Марк и его соседи жили исключительно своим трудом. Так, по крайней мере, считалось. Возились в земле, сажали огороды, пахали, сеяли, били зверя в глухом лесу – от вегетарианства уже давно отошли древние хиппи, баловались ружьишками. Возводили теплицы, цветы сажали, торговали этими цветами через Интернет.
Если ломался у Марка, к примеру, трактор, то он просто снимал со своего наследного счета деньги и через тот же Интернет спокойно покупал новый. Понятно, что трактор доставляли поставщики, – Марку даже в город ездить не приходилось, хотя пара машин у него была – старенький, но мощный джип и форд для деловых поездок, которые, с появлением в его доме хорошего компьютера, случались не часто.
Дюк снимал у Марка домишко о двух этажах, на отшибе участка, расчищенного от леса.
Огурец гостил у старого приятеля, выходил перед сном на двор и часами глазел в бархатную тьму леса. Такой тишины он не слышал никогда и нигде. Ни на подмосковных дачах, ни на Карельском перешейке, ни в Сибири, ни, уж тем более, в Крыму или на Кавказе.
Тишина медленно текла из невидимого леса, заполняла лощинку, в которой размещалась ферма старого хиппи Марка, заполняла с верхом.

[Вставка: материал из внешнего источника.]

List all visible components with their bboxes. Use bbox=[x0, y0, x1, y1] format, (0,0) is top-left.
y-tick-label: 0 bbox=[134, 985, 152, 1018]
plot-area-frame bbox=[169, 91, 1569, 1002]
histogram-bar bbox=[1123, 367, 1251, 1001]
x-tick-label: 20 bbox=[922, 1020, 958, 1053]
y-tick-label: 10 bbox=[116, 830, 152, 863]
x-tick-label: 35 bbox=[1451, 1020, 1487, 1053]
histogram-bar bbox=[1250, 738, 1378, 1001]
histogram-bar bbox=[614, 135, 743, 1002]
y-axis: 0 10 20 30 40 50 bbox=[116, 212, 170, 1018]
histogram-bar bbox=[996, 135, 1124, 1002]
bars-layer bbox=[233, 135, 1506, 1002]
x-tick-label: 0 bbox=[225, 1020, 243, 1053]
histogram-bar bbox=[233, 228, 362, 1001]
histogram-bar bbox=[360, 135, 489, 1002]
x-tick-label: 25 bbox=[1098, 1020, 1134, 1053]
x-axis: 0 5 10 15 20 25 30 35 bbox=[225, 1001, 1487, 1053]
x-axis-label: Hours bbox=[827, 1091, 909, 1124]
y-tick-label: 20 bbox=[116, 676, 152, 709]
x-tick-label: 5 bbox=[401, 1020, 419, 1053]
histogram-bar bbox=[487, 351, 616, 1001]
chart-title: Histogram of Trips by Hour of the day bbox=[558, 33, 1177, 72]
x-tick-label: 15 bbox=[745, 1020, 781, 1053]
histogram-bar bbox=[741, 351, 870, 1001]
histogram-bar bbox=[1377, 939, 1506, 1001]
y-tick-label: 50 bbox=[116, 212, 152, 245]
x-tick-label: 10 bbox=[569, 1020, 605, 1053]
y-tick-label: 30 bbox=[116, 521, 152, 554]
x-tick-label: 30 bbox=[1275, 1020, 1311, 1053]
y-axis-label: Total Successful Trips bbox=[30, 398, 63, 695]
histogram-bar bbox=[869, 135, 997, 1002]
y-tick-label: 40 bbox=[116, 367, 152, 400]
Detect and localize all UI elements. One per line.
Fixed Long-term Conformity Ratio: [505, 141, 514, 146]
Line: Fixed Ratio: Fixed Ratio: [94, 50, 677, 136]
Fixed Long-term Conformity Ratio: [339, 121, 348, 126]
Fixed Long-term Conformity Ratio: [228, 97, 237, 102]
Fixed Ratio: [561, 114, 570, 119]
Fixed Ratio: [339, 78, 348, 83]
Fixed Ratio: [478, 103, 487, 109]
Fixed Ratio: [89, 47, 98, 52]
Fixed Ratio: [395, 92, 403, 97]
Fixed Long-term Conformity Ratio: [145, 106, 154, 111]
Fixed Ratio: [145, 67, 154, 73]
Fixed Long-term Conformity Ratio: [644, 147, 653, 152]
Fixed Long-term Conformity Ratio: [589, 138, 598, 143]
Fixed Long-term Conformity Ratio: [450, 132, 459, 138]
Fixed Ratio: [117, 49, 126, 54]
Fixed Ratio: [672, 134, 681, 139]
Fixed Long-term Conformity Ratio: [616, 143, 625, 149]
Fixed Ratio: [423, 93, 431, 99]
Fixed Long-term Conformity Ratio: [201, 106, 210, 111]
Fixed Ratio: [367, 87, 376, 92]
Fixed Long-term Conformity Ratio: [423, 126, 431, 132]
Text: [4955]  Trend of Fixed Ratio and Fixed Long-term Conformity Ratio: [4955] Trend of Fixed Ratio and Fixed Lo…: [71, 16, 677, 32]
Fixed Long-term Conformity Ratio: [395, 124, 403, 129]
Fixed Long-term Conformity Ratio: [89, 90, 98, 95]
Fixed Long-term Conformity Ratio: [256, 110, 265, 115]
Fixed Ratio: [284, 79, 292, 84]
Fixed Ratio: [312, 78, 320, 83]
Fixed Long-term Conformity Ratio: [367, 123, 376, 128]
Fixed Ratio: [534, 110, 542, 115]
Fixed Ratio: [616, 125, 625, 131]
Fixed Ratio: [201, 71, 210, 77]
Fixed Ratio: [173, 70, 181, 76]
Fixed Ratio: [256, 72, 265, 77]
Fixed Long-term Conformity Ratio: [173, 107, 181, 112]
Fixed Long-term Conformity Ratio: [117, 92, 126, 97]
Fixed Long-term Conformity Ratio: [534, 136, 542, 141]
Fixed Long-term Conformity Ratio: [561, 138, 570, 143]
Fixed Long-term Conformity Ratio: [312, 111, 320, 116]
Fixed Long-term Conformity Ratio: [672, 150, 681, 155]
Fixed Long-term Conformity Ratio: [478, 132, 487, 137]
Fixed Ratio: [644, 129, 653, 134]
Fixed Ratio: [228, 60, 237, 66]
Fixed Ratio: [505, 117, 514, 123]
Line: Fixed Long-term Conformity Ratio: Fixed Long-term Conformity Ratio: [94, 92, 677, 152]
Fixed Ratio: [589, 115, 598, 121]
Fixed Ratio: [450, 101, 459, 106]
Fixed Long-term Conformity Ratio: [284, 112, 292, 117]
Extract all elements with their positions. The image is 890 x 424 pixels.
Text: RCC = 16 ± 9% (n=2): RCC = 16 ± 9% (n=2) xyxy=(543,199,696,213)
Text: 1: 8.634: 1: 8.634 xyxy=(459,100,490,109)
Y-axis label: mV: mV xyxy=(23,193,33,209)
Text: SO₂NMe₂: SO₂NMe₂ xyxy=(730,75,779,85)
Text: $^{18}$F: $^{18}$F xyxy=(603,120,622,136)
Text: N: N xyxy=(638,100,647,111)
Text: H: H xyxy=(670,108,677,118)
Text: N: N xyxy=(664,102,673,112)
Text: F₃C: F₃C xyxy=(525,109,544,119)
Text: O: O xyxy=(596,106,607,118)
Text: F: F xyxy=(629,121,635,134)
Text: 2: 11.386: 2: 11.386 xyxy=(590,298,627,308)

Огурцов физически чувствовал, что стоит на дне глубокого черного пруда, даже движения его рук в тот момент, когда он решал прикурить очередную сигарету, были замедленны, затруднены, словно он проделывал свои манипуляции под водой.
Ни звука не раздавалось из-за стены деревьев, вплотную подходящих к дому Полянского. Но он уже знал, что тишина эта обманчива. В черном безмолвии бродили олени, еноты, какие-то граундхоги, живущие только в этом полушарии, иногда, рассказывал Полянский, появлялись и медведи. Как это они умудрялись передвигаться совершенно бесшумно, было Огурцову решительно непонятно. Ни веточка не треснет, ни трава не зашуршит. Да еще – медведи. Сказки какие-то. Тут город недалеко – двадцать миль... И вообще – Америка. Цивилизация. Хоть и глухомань, конечно, жуткая, но все-таки.
Когда в словах гостя появлялась ирония, Полянский спрашивал его, мол, как ты думаешь, зачем мне собачка? Ну как это, пожимал плечами Огурцов, – дом охранять.
А от кого здесь мне дом охранять, снова задавал вопрос Полянский. Здесь частная территория. Сюда никто не сунется. Опасно для жизни. Марк и выстрелить может, несмотря на то, что хиппи. У него оружия – полон дом. А собачка у меня на пороге ночами спит, если медведя учует – сразу вой подымет. Или там – лай.